Focal epileptic crisis

Focal crisisFocal epileptic crisis originate from restricted areas of the brain. Thus, these crisis manifest with specific clinical features that are the consequences of the excitability of those regions. Recognizing such clinical features and localizing them in the brain could be very important, along with EEG evaluation, medical imaging (MRI, SPECT, PET) and neuropsychological assessment to define the exact localization of the epileptic focus and take therapeutic decisions such as epilepsy surgery.
Epileptic automatisms consist of oro-alimentary movements such as lip-smacking, sucking, swallowing, chewing. They localize to the right or left mesial temporal lobe or amygdala. Ictal spitting and drinking originate from the temporal lobe. Laughter (or gelastic) crisis are related to the involvement of the hypothalamic region, the mesial temporal or frontal cingulate gyrus.
Speech disturbances consist of speech arrest, verbalizations (names, phrases or sentences), aphasia (all kind of), anomia or dysnomia, paraphasias (deformed words).

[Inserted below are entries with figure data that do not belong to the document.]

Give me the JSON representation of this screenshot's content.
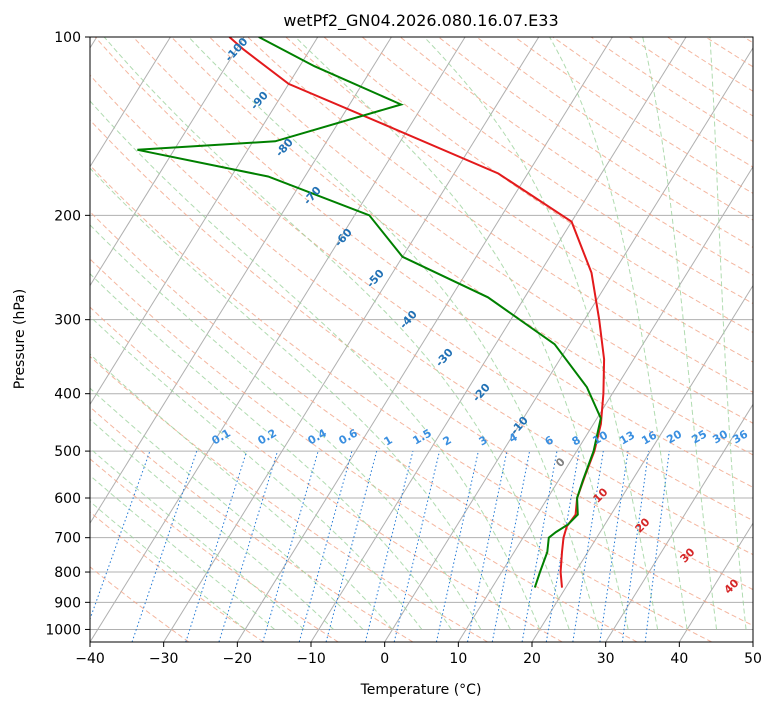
{
  "chart_data": {
    "type": "line",
    "title": "wetPf2_GN04.2026.080.16.07.E33",
    "xlabel": "Temperature (°C)",
    "ylabel": "Pressure (hPa)",
    "xlim": [
      -40,
      50
    ],
    "ylim": [
      1050,
      100
    ],
    "yscale": "log",
    "skew": true,
    "grid": true,
    "x_ticks": [
      -40,
      -30,
      -20,
      -10,
      0,
      10,
      20,
      30,
      40,
      50
    ],
    "y_ticks": [
      100,
      200,
      300,
      400,
      500,
      600,
      700,
      800,
      900,
      1000
    ],
    "series": [
      {
        "color": "#e31a1c",
        "points": [
          [
            19.5,
            850
          ],
          [
            18,
            800
          ],
          [
            16.5,
            740
          ],
          [
            15.5,
            700
          ],
          [
            15,
            670
          ],
          [
            15.2,
            640
          ],
          [
            14,
            600
          ],
          [
            13.2,
            550
          ],
          [
            12.4,
            500
          ],
          [
            11,
            450
          ],
          [
            8.8,
            400
          ],
          [
            6,
            350
          ],
          [
            2,
            300
          ],
          [
            -3,
            250
          ],
          [
            -10,
            205
          ],
          [
            -24,
            170
          ],
          [
            -44,
            140
          ],
          [
            -60,
            120
          ],
          [
            -69,
            105
          ],
          [
            -72,
            100
          ]
        ]
      },
      {
        "color": "#008000",
        "points": [
          [
            15.8,
            850
          ],
          [
            15.2,
            800
          ],
          [
            14.5,
            740
          ],
          [
            13.5,
            700
          ],
          [
            14,
            685
          ],
          [
            15,
            665
          ],
          [
            15.5,
            640
          ],
          [
            14,
            600
          ],
          [
            13.3,
            560
          ],
          [
            12.3,
            500
          ],
          [
            10.5,
            440
          ],
          [
            6,
            390
          ],
          [
            -2,
            330
          ],
          [
            -15,
            275
          ],
          [
            -30,
            235
          ],
          [
            -38,
            200
          ],
          [
            -55,
            172
          ],
          [
            -75,
            155
          ],
          [
            -57,
            150
          ],
          [
            -43,
            130
          ],
          [
            -58,
            112
          ],
          [
            -68,
            100
          ]
        ]
      }
    ],
    "dry_adiabats_label_values": [
      "-100",
      "-90",
      "-80",
      "-70",
      "-60",
      "-50",
      "-40",
      "-30",
      "-20",
      "-10"
    ],
    "mixing_ratio_labels": [
      "0.1",
      "0.2",
      "0.4",
      "0.6",
      "1",
      "1.5",
      "2",
      "3",
      "4",
      "6",
      "8",
      "10",
      "13",
      "16",
      "20",
      "25",
      "30",
      "36"
    ],
    "moist_adiabat_labels": [
      "0",
      "10",
      "20",
      "30",
      "40"
    ]
  }
}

Aphasia can also occur in the postictal period (when the crisis is ended). All speech disturbances point to a focus on the left or dominant hemisphere (language areas).  Speech arrest may occur also for seizures originating from the sensorimotor cortex and the supplementary motor area. Vocalizations (moaning, grunting, and screaming) are more frequently the consequences of frontal lobe seizures.
Motor signs consists of epileptic tremor or tonic spasms or myoclonus, facial and hand twitching, abnormal posture, dystonia and head and eye deviation. Motor signs could also consist (more rarely) of paralysis (atonic or drop seizures). Motor signs originate usually from contralateral motor areas. However head and eye deviation can rarely occur with occipital seizures. The figure of 4 sign (one arm is rigidly extended at the elbow while the other is flexed at the elbow) take its origin from the motor cortex which is contralateral to the extended arm. A fencing posture, and fragmentary body movements as swimming or pedaling suggests the involvement of the contralateral frontal lobe and supplementary motor area.
Sensory symptoms consist generally of “pins and needle” that march in few seconds from the hand to the face or to the ipsilateral limb and originate from the contralateral somatosensory areas (rarely ipsilateral). Pain is a rare symptom of focal seizures but it can also occur.
Auditory symptoms are not so rare and consist of hearing (from one or both ears) chirping or buzzing noises, ringing, having a muffled hearing. Auditory symptoms originate from the superior temporal gyrus. Vomiting (ictal emesis) or vomiting after the crisis, or heart arrhythmia (even asystole) and vertigo could originate from the insula or adjacent temporal areas. Ictal vomiting occur also with benign occipital epilepsies. Urinary urge and piloerection, salivation, blood pressure changes occur with temporal lobe epilepsy.
Temporal lobe seizure can also manifest with dreamy states, false or true memories, déja-vu and déja-vecu experiences, confabulations, fears, aggression or destructive (clastic crisis) behaviors (very rare), hypergraphy, olfactory hallucinations (uncinated crisis), poriomania (aimless wandering with successive retrograde amnesia), and nose rubbing and coughing in the post-crisis phases. Feelings of joy and ecstasies are also possible. Erotic feelings or sensations (even orgasms in few published cases) generally with negative emotions are extremely rare manifestations of epileptic crisis of the temporal lobe.
Epileptic heautoscopia (seeing one’s own body from a distant perspective) and other extracorporeal experiences which could appear similar to near-to-death experiences are related to the excitability of the temporo-parietal junction.
Occipital lobe seizures manifest with the sudden vision of simple elements such as lights, spots, lines, geometric images or complex images and scenes (people, places, and landscapes). Rarely the visual feature can consist of some loss within the visual fields.
The clinical semiology of focal epileptic crisis has a key role for investigating a seizure disorder and making the right diagnosis of focal epilepsy.